Marianne Wiggins: "The Shadow Catcher"

The Shadow Catcher is a highly enjoyable novel. The frame story uses a device that seems to be coming up in a lot of very recent books: the main character, who tells the story, has the same name as the author, and seems to have many similar characteristics. "Marianne Wiggins" -- the character who might be the author -- begins with some observations about artwork: "Let me tell you about the sketch by Leonardo I saw one afernoon in the Queen's Gallery in London a decade ago, and why I think it haunts me." (p. 1)

The first two chapters could possibly be autobiograpical: the narrator is a writer, trying to sell a script to an unnamed Hollywood personality. She lives in LA and obsesses about traffic and alterate ways to avoid the worst congestion. She knows about celebrities. She has a home and a car. Her book is about Edward Curtis, photographer, who created the common understanding of what it looked like to be an Indian. All the details of her life could be either truth or fiction: it's not a critical matter.

On page 43, the novel turns to "her" book. It starts with the early life of Edward Curtis's wife Clara, daughter of a painter whose works are no longer desired because photography has replaced his skills. We see how she and her younger brother happened to travel out to the territory of Washington to live with his family. As Clara meets Edward Curtis, we meet him. As he develops into a skilled and artful photographer, we see him through her eyes, and we find out how she teaches him what she's learned about painting: the link to the first thoughts of "Marianne Wiggins" and her passion for Renaissance Italian art.

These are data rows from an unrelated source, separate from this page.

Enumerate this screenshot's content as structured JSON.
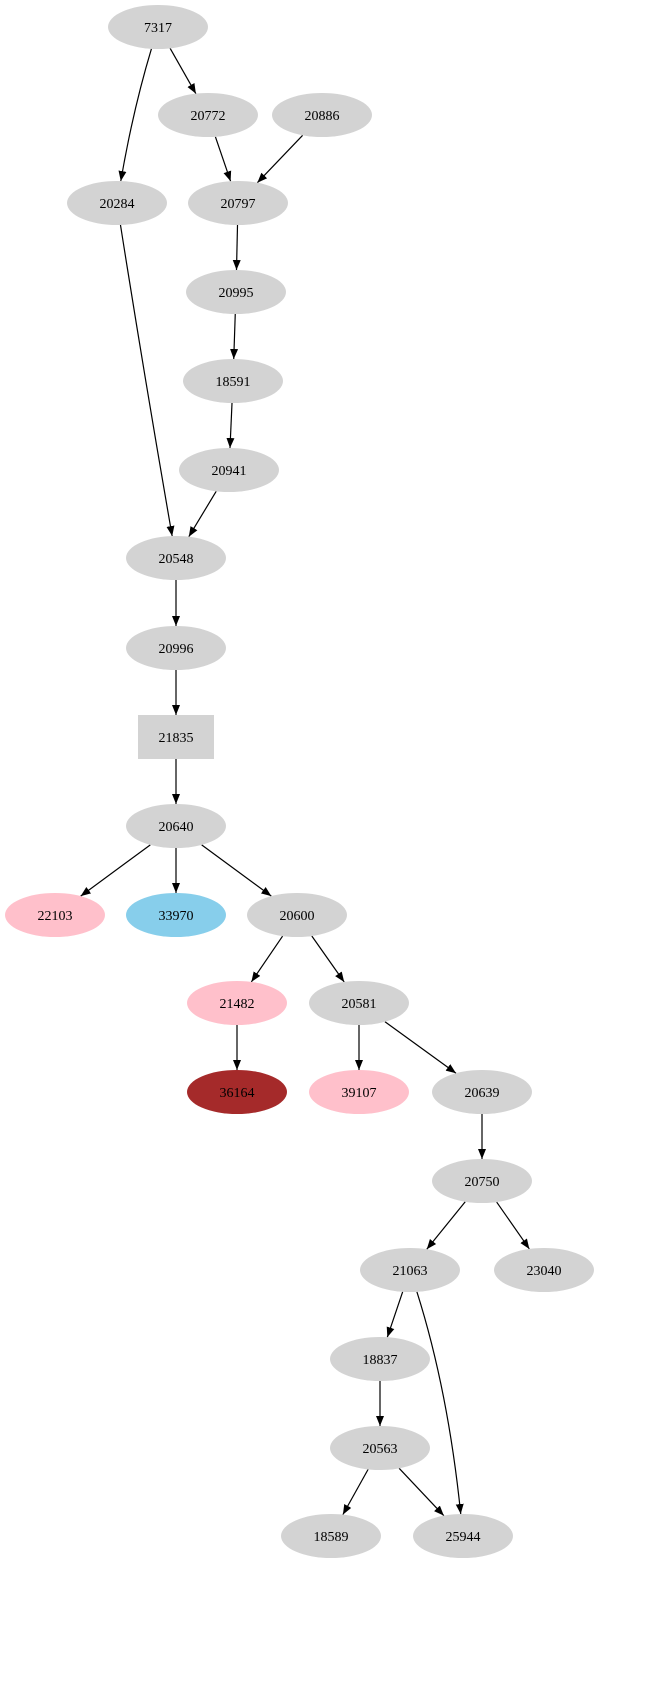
{
  "graph": {
    "nodes": [
      {
        "id": "7317",
        "label": "7317",
        "fill": "#d3d3d3",
        "shape": "ellipse"
      },
      {
        "id": "20772",
        "label": "20772",
        "fill": "#d3d3d3",
        "shape": "ellipse"
      },
      {
        "id": "20886",
        "label": "20886",
        "fill": "#d3d3d3",
        "shape": "ellipse"
      },
      {
        "id": "20284",
        "label": "20284",
        "fill": "#d3d3d3",
        "shape": "ellipse"
      },
      {
        "id": "20797",
        "label": "20797",
        "fill": "#d3d3d3",
        "shape": "ellipse"
      },
      {
        "id": "20995",
        "label": "20995",
        "fill": "#d3d3d3",
        "shape": "ellipse"
      },
      {
        "id": "18591",
        "label": "18591",
        "fill": "#d3d3d3",
        "shape": "ellipse"
      },
      {
        "id": "20941",
        "label": "20941",
        "fill": "#d3d3d3",
        "shape": "ellipse"
      },
      {
        "id": "20548",
        "label": "20548",
        "fill": "#d3d3d3",
        "shape": "ellipse"
      },
      {
        "id": "20996",
        "label": "20996",
        "fill": "#d3d3d3",
        "shape": "ellipse"
      },
      {
        "id": "21835",
        "label": "21835",
        "fill": "#d3d3d3",
        "shape": "box"
      },
      {
        "id": "20640",
        "label": "20640",
        "fill": "#d3d3d3",
        "shape": "ellipse"
      },
      {
        "id": "22103",
        "label": "22103",
        "fill": "#ffc0cb",
        "shape": "ellipse"
      },
      {
        "id": "33970",
        "label": "33970",
        "fill": "#87ceeb",
        "shape": "ellipse"
      },
      {
        "id": "20600",
        "label": "20600",
        "fill": "#d3d3d3",
        "shape": "ellipse"
      },
      {
        "id": "21482",
        "label": "21482",
        "fill": "#ffc0cb",
        "shape": "ellipse"
      },
      {
        "id": "20581",
        "label": "20581",
        "fill": "#d3d3d3",
        "shape": "ellipse"
      },
      {
        "id": "36164",
        "label": "36164",
        "fill": "#a52a2a",
        "shape": "ellipse"
      },
      {
        "id": "39107",
        "label": "39107",
        "fill": "#ffc0cb",
        "shape": "ellipse"
      },
      {
        "id": "20639",
        "label": "20639",
        "fill": "#d3d3d3",
        "shape": "ellipse"
      },
      {
        "id": "20750",
        "label": "20750",
        "fill": "#d3d3d3",
        "shape": "ellipse"
      },
      {
        "id": "21063",
        "label": "21063",
        "fill": "#d3d3d3",
        "shape": "ellipse"
      },
      {
        "id": "23040",
        "label": "23040",
        "fill": "#d3d3d3",
        "shape": "ellipse"
      },
      {
        "id": "18837",
        "label": "18837",
        "fill": "#d3d3d3",
        "shape": "ellipse"
      },
      {
        "id": "20563",
        "label": "20563",
        "fill": "#d3d3d3",
        "shape": "ellipse"
      },
      {
        "id": "18589",
        "label": "18589",
        "fill": "#d3d3d3",
        "shape": "ellipse"
      },
      {
        "id": "25944",
        "label": "25944",
        "fill": "#d3d3d3",
        "shape": "ellipse"
      }
    ],
    "edges": [
      [
        "7317",
        "20772"
      ],
      [
        "7317",
        "20284"
      ],
      [
        "20772",
        "20797"
      ],
      [
        "20886",
        "20797"
      ],
      [
        "20797",
        "20995"
      ],
      [
        "20995",
        "18591"
      ],
      [
        "18591",
        "20941"
      ],
      [
        "20941",
        "20548"
      ],
      [
        "20284",
        "20548"
      ],
      [
        "20548",
        "20996"
      ],
      [
        "20996",
        "21835"
      ],
      [
        "21835",
        "20640"
      ],
      [
        "20640",
        "22103"
      ],
      [
        "20640",
        "33970"
      ],
      [
        "20640",
        "20600"
      ],
      [
        "20600",
        "21482"
      ],
      [
        "20600",
        "20581"
      ],
      [
        "21482",
        "36164"
      ],
      [
        "20581",
        "39107"
      ],
      [
        "20581",
        "20639"
      ],
      [
        "20639",
        "20750"
      ],
      [
        "20750",
        "21063"
      ],
      [
        "20750",
        "23040"
      ],
      [
        "21063",
        "18837"
      ],
      [
        "21063",
        "25944"
      ],
      [
        "18837",
        "20563"
      ],
      [
        "20563",
        "18589"
      ],
      [
        "20563",
        "25944"
      ]
    ]
  }
}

A marvelous aspect of The Shadow Catcher is the constant reference to the works of Curtis, which are reproduced so much that every reader can probably visualize them. In case you don't have the photos in your mind's eye, very small reproductions of the works and of other relevant material appear in the text: I think the use of illustrations in a novel is another 21st century trick that's coming into its own. You can also find very good reproductions online -- as I showed.

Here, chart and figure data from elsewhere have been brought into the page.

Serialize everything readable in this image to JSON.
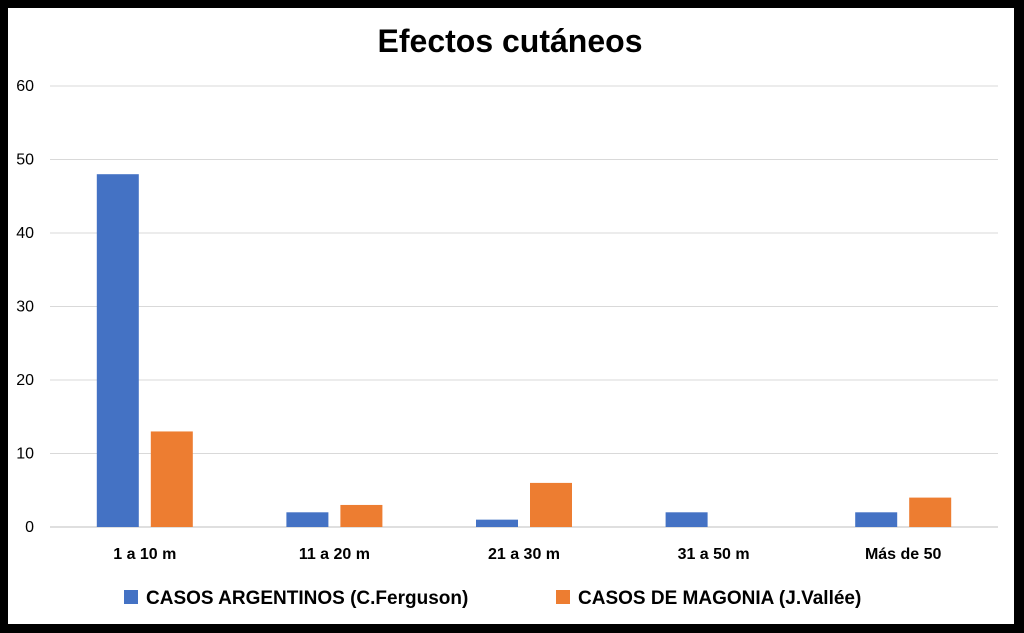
{
  "chart_data": {
    "type": "bar",
    "title": "Efectos cutáneos",
    "categories": [
      "1 a 10 m",
      "11 a 20 m",
      "21 a 30 m",
      "31 a 50 m",
      "Más de 50"
    ],
    "series": [
      {
        "name": "CASOS ARGENTINOS (C.Ferguson)",
        "color": "#4472C4",
        "values": [
          48,
          2,
          1,
          2,
          2
        ]
      },
      {
        "name": "CASOS DE MAGONIA (J.Vallée)",
        "color": "#ED7D31",
        "values": [
          13,
          3,
          6,
          0,
          4
        ]
      }
    ],
    "ylim": [
      0,
      60
    ],
    "yticks": [
      0,
      10,
      20,
      30,
      40,
      50,
      60
    ],
    "grid": true,
    "legend": "bottom"
  }
}
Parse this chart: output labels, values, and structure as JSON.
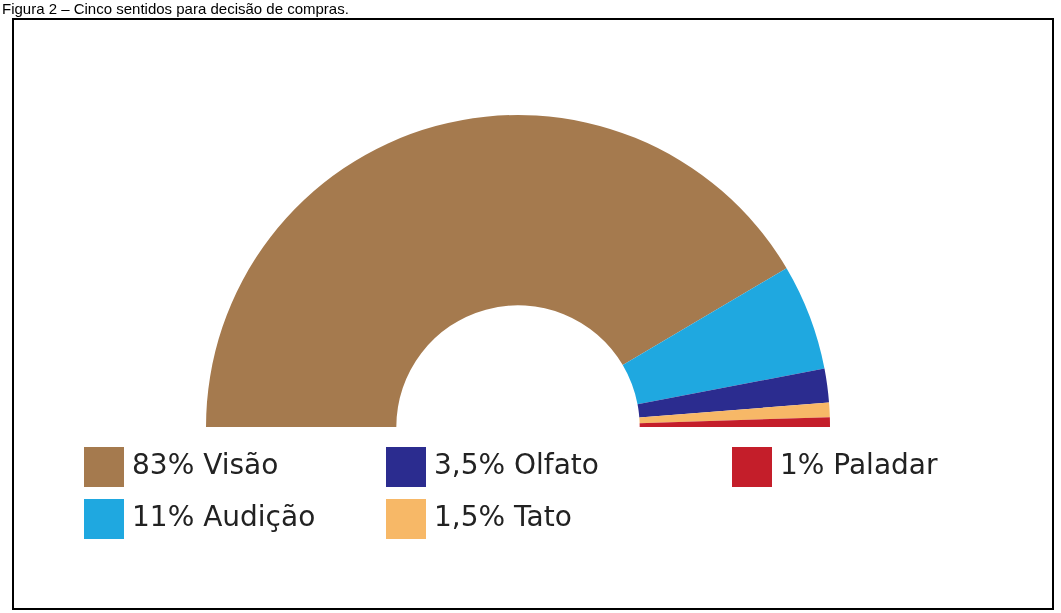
{
  "chart_data": {
    "type": "donut",
    "title": "Figura 2 – Cinco sentidos para decisão de compras.",
    "categories": [
      "Visão",
      "Audição",
      "Olfato",
      "Tato",
      "Paladar"
    ],
    "values": [
      83,
      11,
      3.5,
      1.5,
      1
    ],
    "colors": [
      "#a57a4e",
      "#1fa8e0",
      "#2b2c8f",
      "#f7b867",
      "#c41e2a"
    ],
    "value_labels": [
      "83%",
      "11%",
      "3,5%",
      "1,5%",
      "1%"
    ],
    "legend": "bottom"
  }
}
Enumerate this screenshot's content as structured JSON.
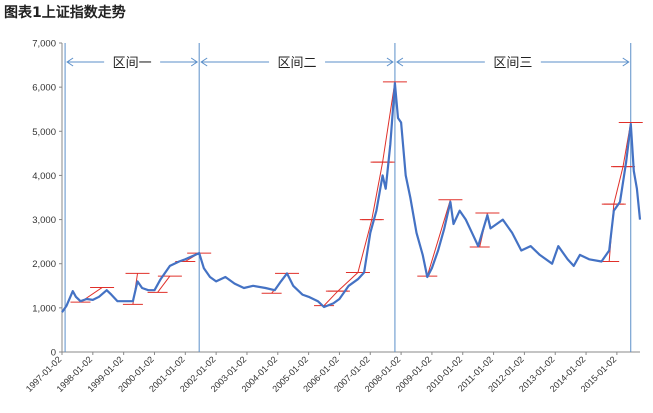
{
  "title": "图表1上证指数走势",
  "chart_data": {
    "type": "line",
    "title": "图表1上证指数走势",
    "ylim": [
      0,
      7000
    ],
    "yticks": [
      "0",
      "1,000",
      "2,000",
      "3,000",
      "4,000",
      "5,000",
      "6,000",
      "7,000"
    ],
    "xlabels": [
      "1997-01-02",
      "1998-01-02",
      "1999-01-02",
      "2000-01-02",
      "2001-01-02",
      "2002-01-02",
      "2003-01-02",
      "2004-01-02",
      "2005-01-02",
      "2006-01-02",
      "2007-01-02",
      "2008-01-02",
      "2009-01-02",
      "2010-01-02",
      "2011-01-02",
      "2012-01-02",
      "2013-01-02",
      "2014-01-02",
      "2015-01-02"
    ],
    "x_range": [
      1997.0,
      2015.75
    ],
    "series": [
      {
        "color": "#4472c4",
        "points": [
          [
            1997.0,
            900
          ],
          [
            1997.15,
            1050
          ],
          [
            1997.35,
            1380
          ],
          [
            1997.45,
            1250
          ],
          [
            1997.6,
            1150
          ],
          [
            1997.8,
            1200
          ],
          [
            1998.0,
            1180
          ],
          [
            1998.2,
            1250
          ],
          [
            1998.45,
            1400
          ],
          [
            1998.6,
            1300
          ],
          [
            1998.8,
            1150
          ],
          [
            1999.0,
            1150
          ],
          [
            1999.3,
            1150
          ],
          [
            1999.45,
            1600
          ],
          [
            1999.6,
            1450
          ],
          [
            1999.8,
            1400
          ],
          [
            2000.0,
            1400
          ],
          [
            2000.2,
            1650
          ],
          [
            2000.5,
            1950
          ],
          [
            2000.8,
            2050
          ],
          [
            2001.0,
            2100
          ],
          [
            2001.45,
            2240
          ],
          [
            2001.6,
            1900
          ],
          [
            2001.8,
            1700
          ],
          [
            2002.0,
            1600
          ],
          [
            2002.3,
            1700
          ],
          [
            2002.6,
            1550
          ],
          [
            2002.9,
            1450
          ],
          [
            2003.2,
            1500
          ],
          [
            2003.6,
            1450
          ],
          [
            2003.9,
            1400
          ],
          [
            2004.1,
            1600
          ],
          [
            2004.3,
            1780
          ],
          [
            2004.5,
            1500
          ],
          [
            2004.8,
            1300
          ],
          [
            2005.0,
            1250
          ],
          [
            2005.3,
            1150
          ],
          [
            2005.5,
            1020
          ],
          [
            2005.8,
            1100
          ],
          [
            2006.0,
            1200
          ],
          [
            2006.3,
            1500
          ],
          [
            2006.6,
            1650
          ],
          [
            2006.8,
            1800
          ],
          [
            2007.0,
            2700
          ],
          [
            2007.2,
            3200
          ],
          [
            2007.4,
            4000
          ],
          [
            2007.5,
            3700
          ],
          [
            2007.65,
            4700
          ],
          [
            2007.8,
            6092
          ],
          [
            2007.9,
            5300
          ],
          [
            2008.0,
            5200
          ],
          [
            2008.15,
            4000
          ],
          [
            2008.3,
            3500
          ],
          [
            2008.5,
            2700
          ],
          [
            2008.7,
            2200
          ],
          [
            2008.85,
            1700
          ],
          [
            2009.0,
            1900
          ],
          [
            2009.2,
            2300
          ],
          [
            2009.4,
            2800
          ],
          [
            2009.6,
            3400
          ],
          [
            2009.7,
            2900
          ],
          [
            2009.9,
            3200
          ],
          [
            2010.1,
            3000
          ],
          [
            2010.3,
            2700
          ],
          [
            2010.5,
            2400
          ],
          [
            2010.8,
            3100
          ],
          [
            2010.9,
            2800
          ],
          [
            2011.1,
            2900
          ],
          [
            2011.3,
            3000
          ],
          [
            2011.6,
            2700
          ],
          [
            2011.9,
            2300
          ],
          [
            2012.2,
            2400
          ],
          [
            2012.5,
            2200
          ],
          [
            2012.9,
            2000
          ],
          [
            2013.1,
            2400
          ],
          [
            2013.4,
            2100
          ],
          [
            2013.6,
            1950
          ],
          [
            2013.8,
            2200
          ],
          [
            2014.1,
            2100
          ],
          [
            2014.5,
            2050
          ],
          [
            2014.75,
            2300
          ],
          [
            2014.9,
            3200
          ],
          [
            2015.1,
            3400
          ],
          [
            2015.3,
            4300
          ],
          [
            2015.45,
            5166
          ],
          [
            2015.55,
            4100
          ],
          [
            2015.65,
            3700
          ],
          [
            2015.75,
            3000
          ]
        ]
      }
    ],
    "regions": [
      {
        "label": "区间一",
        "start": 1997.1,
        "end": 2001.45
      },
      {
        "label": "区间二",
        "start": 2001.45,
        "end": 2007.8
      },
      {
        "label": "区间三",
        "start": 2007.8,
        "end": 2015.45
      }
    ],
    "rises": [
      {
        "x0": 1997.6,
        "y0": 1130,
        "x1": 1998.3,
        "y1": 1460
      },
      {
        "x0": 1999.3,
        "y0": 1080,
        "x1": 1999.45,
        "y1": 1780
      },
      {
        "x0": 2000.1,
        "y0": 1350,
        "x1": 2000.5,
        "y1": 1720
      },
      {
        "x0": 2001.0,
        "y0": 2050,
        "x1": 2001.45,
        "y1": 2240
      },
      {
        "x0": 2003.8,
        "y0": 1330,
        "x1": 2004.3,
        "y1": 1780
      },
      {
        "x0": 2005.5,
        "y0": 1050,
        "x1": 2005.95,
        "y1": 1380
      },
      {
        "x0": 2005.95,
        "y0": 1380,
        "x1": 2006.6,
        "y1": 1800
      },
      {
        "x0": 2006.6,
        "y0": 1800,
        "x1": 2007.05,
        "y1": 3000
      },
      {
        "x0": 2007.05,
        "y0": 3000,
        "x1": 2007.4,
        "y1": 4300
      },
      {
        "x0": 2007.4,
        "y0": 4300,
        "x1": 2007.8,
        "y1": 6120
      },
      {
        "x0": 2008.85,
        "y0": 1720,
        "x1": 2009.6,
        "y1": 3450
      },
      {
        "x0": 2010.55,
        "y0": 2380,
        "x1": 2010.8,
        "y1": 3150
      },
      {
        "x0": 2014.75,
        "y0": 2050,
        "x1": 2014.9,
        "y1": 3350
      },
      {
        "x0": 2014.9,
        "y0": 3350,
        "x1": 2015.2,
        "y1": 4200
      },
      {
        "x0": 2015.2,
        "y0": 4200,
        "x1": 2015.45,
        "y1": 5200
      }
    ]
  }
}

Eventually a completely unexpected turn of events in the Frame Story causes an unexpected nexus between "Marianne Wiggins" the narrator, the legacy of Edward Curtis, and even the title of the book. The author leaves behind the early themes of creating visual art and of comparing photography to painting. There's nothing wrong with the way the book treats these themes, but the unexpected plot element is what makes a seemingly predictable work into an exciting read. I don't want this to be a spoiler, so I'll stop now.